Nijer’in başşehri Niamey’de ABD Dışişleri Bakanlığı Siyasi İşler Müsteşarı olan Victoria Nuland, telekonferans tekniğiyle gerçekleştirilen toplantıda gazetecilerin sorularını yanıtladı.
Nuland, Dışişleri Bakanı Antony Blinken‘ın talebi üzerine Nijer’i ziyaret ettiğini belirterek “Demokratik sisteme yönelik bu meydan okumadan sorumlu olan şahıslarla açık bir formda konuşmak, bu meseleleri diplomatik olarak çözmeye çalışıp çalışamayacağımızı, birtakım müzakereleri başlatıp başlatamayacağımızı görmek ve ayrıyeten bağımızda neyin tehlikede olduğunu mutlaka netleştirmek istedik” sözünü kullandı.
“SAMİMİ FAKAT ŞİDDETLİ GÖRÜŞMELER”
ABD ile “uzun yıllar yakın çalışmış biri olduğunu” söylediği ve cunta idaresinin “Genelkurmay Başkanı” olarak atadığı General Moussa Salaou Barmou ve onu destekleyen üç askeri yetkiliyle görüştüğünü kaydeden Nuland, görüşmelerin “son derece samimi, vakit zaman da epey zor” geçtiğini bildirdi.
Nuland, askeri yetkililerin nasıl ilerlemek istedikleri konusunda hayli katı olduklarını lakin bunun Nijer anayasasına uymadığını, kendilerinin müzakere yoluyla tahlil için bastırdıklarını belirtti.
Cumhurbaşkanı Muhammed Bazum ile de görüşmeyi talep ettiklerini lakin bunun kabul edilmediğini bildiren Nuland, Bazum ile telefonda görüştükleri bilgisini paylaştı.
Nuland, Vatanı Muhafaza Ulusal Kurulu (CNSP) isimli cuntanın liderliğini üstlenen ve geçiş hükûmetinin başına geçen Abdurrahmane (Ömer) Tchiani ile de görüşme fırsatı elde edemediklerini belirtti.

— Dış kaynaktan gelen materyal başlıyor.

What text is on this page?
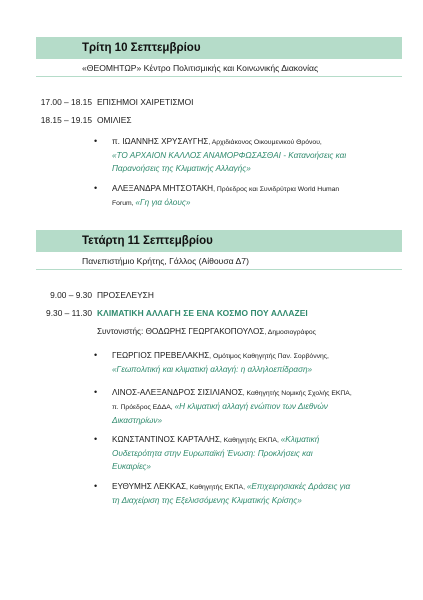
Τρίτη 10 Σεπτεμβρίου
«ΘΕΟΜΗΤΩΡ» Κέντρο Πολιτισμικής και Κοινωνικής Διακονίας
17.00 – 18.15 ΕΠΙΣΗΜΟΙ ΧΑΙΡΕΤΙΣΜΟΙ
18.15 – 19.15 ΟΜΙΛΙΕΣ
• π. ΙΩΑΝΝΗΣ ΧΡΥΣΑΥΓΗΣ, Αρχιδιάκονος Οικουμενικού Θρόνου,
«ΤΟ ΑΡΧΑΙΟΝ ΚΑΛΛΟΣ ΑΝΑΜΟΡΦΩΣΑΣΘΑΙ - Κατανοήσεις και
Παρανοήσεις της Κλιματικής Αλλαγής»
• ΑΛΕΞΑΝΔΡΑ ΜΗΤΣΟΤΑΚΗ, Πρόεδρος και Συνιδρύτρια World Human
Forum, «Γη για όλους»
Τετάρτη 11 Σεπτεμβρίου
Πανεπιστήμιο Κρήτης, Γάλλος (Αίθουσα Δ7)
9.00 – 9.30 ΠΡΟΣΕΛΕΥΣΗ
9.30 – 11.30 ΚΛΙΜΑΤΙΚΗ ΑΛΛΑΓΗ ΣΕ ΕΝΑ ΚΟΣΜΟ ΠΟΥ ΑΛΛΑΖΕΙ
Συντονιστής: ΘΟΔΩΡΗΣ ΓΕΩΡΓΑΚΟΠΟΥΛΟΣ, Δημοσιογράφος
• ΓΕΩΡΓΙΟΣ ΠΡΕΒΕΛΑΚΗΣ, Ομότιμος Καθηγητής Παν. Σορβόννης,
«Γεωπολιτική και κλιματική αλλαγή: η αλληλοεπίδραση»
• ΛΙΝΟΣ-ΑΛΕΞΑΝΔΡΟΣ ΣΙΣΙΛΙΑΝΟΣ, Καθηγητής Νομικής Σχολής ΕΚΠΑ,
π. Πρόεδρος ΕΔΔΑ, «Η κλιματική αλλαγή ενώπιον των Διεθνών
Δικαστηρίων»
• ΚΩΝΣΤΑΝΤΙΝΟΣ ΚΑΡΤΑΛΗΣ, Καθηγητής ΕΚΠΑ, «Κλιματική
Ουδετερότητα στην Ευρωπαϊκή Ένωση: Προκλήσεις και
Ευκαιρίες»
• ΕΥΘΥΜΗΣ ΛΕΚΚΑΣ, Καθηγητής ΕΚΠΑ, «Επιχειρησιακές Δράσεις για
τη Διαχείριση της Εξελισσόμενης Κλιματικής Κρίσης»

General Barmou ve takımıyla iki saatten fazla görüştüklerini kaydeden Nuland, diplomasi kapısını açık tutma teklifinde bulunduklarını ve bu kapsamda bir dizi seçenek sunduklarını anlattı.
“WAGNER TEHDİDİ”
Nuland, temaslarda Rus güvenlik şirketi “Wagner tehdidini” de gündeme getirdiğini belirterek görüşmelerde askeri yetkililerin, Wagner’in kendi egemenliklerine yönelik oluşturabileceği riskleri “çok düzgün anladıklarını” hissettiğini tabir etti.
Gelişmeleri yakından izleyeceklerini lisana getiren Nuland, “yasal sorumluluklarının”
Nuland ayrıyeten “ABD’nin uzun müddettir dostları olan” gazeteciler ve insan hakları aktivistleri üzere Nijer sivil toplumunun geniş bir bölümüyle de görüştüklerini ve ülkedeki durumla ilgili samimi fikir alışverişinde bulunduklarını aktardı.
ABD, Nijer’deki gelişmeleri şimdi “darbe” biçiminde nitelemiyor. Darbe nitelemesi yapılırsa yasal olarak ABD’nin Nijer hükûmetine yaptığı yardımları kesmesi gerekiyor.
Dışişleri Bakanı Blinken, cuma günü Nijer’e yapılan bir dizi yardımın durdurulduğunu duyurmuştu. ABD’li yetkililer Nijer’de diplomasi kapısının daralsa da hala açık olduğunu belirterek anayasal nizama dönülmesi davetinde bulunmaya devam ediyor.
Nijer’de yaklaşık 1000 Amerikan askeri bulunuyor. Sahra Çölü’nün güney ucundaki Agadez kenti yakınlarında ise “Niger Air Base 201” isimli bir İHA üssü yer alıyor.
Niger 201, ABD’nin Cibuti’deki daimi üssünden sonra İHA operasyonlarını da yürüttüğü Afrika’daki en büyük ikinci üssü pozisyonunda bulunuyor.